Some nights he would sleep like a baby, and other nights he’d scream that we were helpless to aid. However, after 3 months of struggle, he gracefully returned to Allah (SWT) –Inna lillahi wa inna ilayhi raji’un (Arabic: إِنَّا لِلَّٰهِ وَإِنَّا إِلَيْهِ رَاجِعُونَ, ʾinnā li-llāhi wa-ʾinna ʾilayhi rājiʿūna).
This experience changed my perspective of life. Those three months were the hardest yet life-changing. I learned a lot of things, and I realized the meaning of life. I understood the value of being married to the right person. I understood that if someone loves you so dearly, not even at the worst of times, they’d leave your side. I saw his wife standing like a pillar during the days he hit his worst.
My Kind Request to You All
Mental disorders aren’t what you assume, so don’t judge. The patients with mental illness are already going through a lot; even if you can’t make their lives better, don’t make it worse for them.
I’ve seen quotes that say being religious would save you from mental health disorders. No, it wouldn’t because mental illnesses aren’t caused by faith or religion. The person I took care of was someone who gives charity, prays five times a day, and on top of all, he was the person who woke up every neighbor for suhoor through phone calls.

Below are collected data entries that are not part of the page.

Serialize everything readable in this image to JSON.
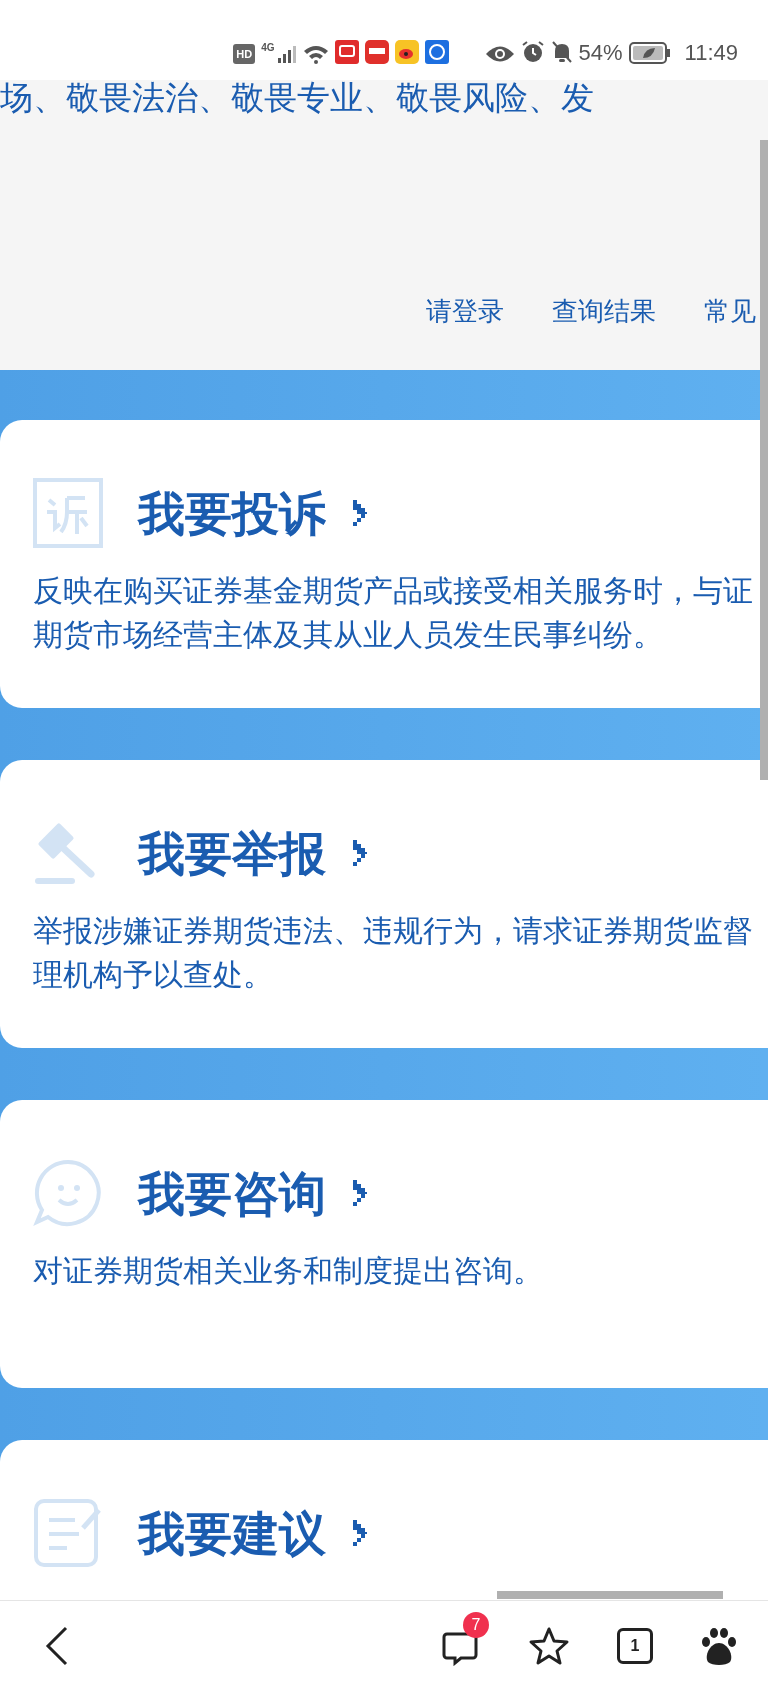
{
  "status_bar": {
    "hd": "HD",
    "network": "4G",
    "battery": "54%",
    "time": "11:49"
  },
  "banner_text": "场、敬畏法治、敬畏专业、敬畏风险、发",
  "nav_links": [
    "请登录",
    "查询结果",
    "常见"
  ],
  "cards": [
    {
      "kind": "complaint",
      "title": "我要投诉",
      "lines": [
        "反映在购买证券基金期货产品或接受相关服务时，与证",
        "期货市场经营主体及其从业人员发生民事纠纷。"
      ]
    },
    {
      "kind": "report",
      "title": "我要举报",
      "lines": [
        "举报涉嫌证券期货违法、违规行为，请求证券期货监督",
        "理机构予以查处。"
      ]
    },
    {
      "kind": "consult",
      "title": "我要咨询",
      "lines": [
        "对证券期货相关业务和制度提出咨询。"
      ]
    },
    {
      "kind": "suggest",
      "title": "我要建议"
    }
  ],
  "bottom_nav": {
    "badge": "7",
    "tabs_count": "1"
  }
}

I’m afraid I can’t agree with you if you say religion or bad faith is the reason for depression. Can we please stop saying, “you are not religious; that’s why you’re depressed?” The world has so much negativity, and we don’t need more of that.
Depression needs to be understood and talked about more often. The Muslim community especially tends to ignore mental illness, assuming that it’s like losing trust in Allah (SWT). This is why we need to talk about it and spread awareness.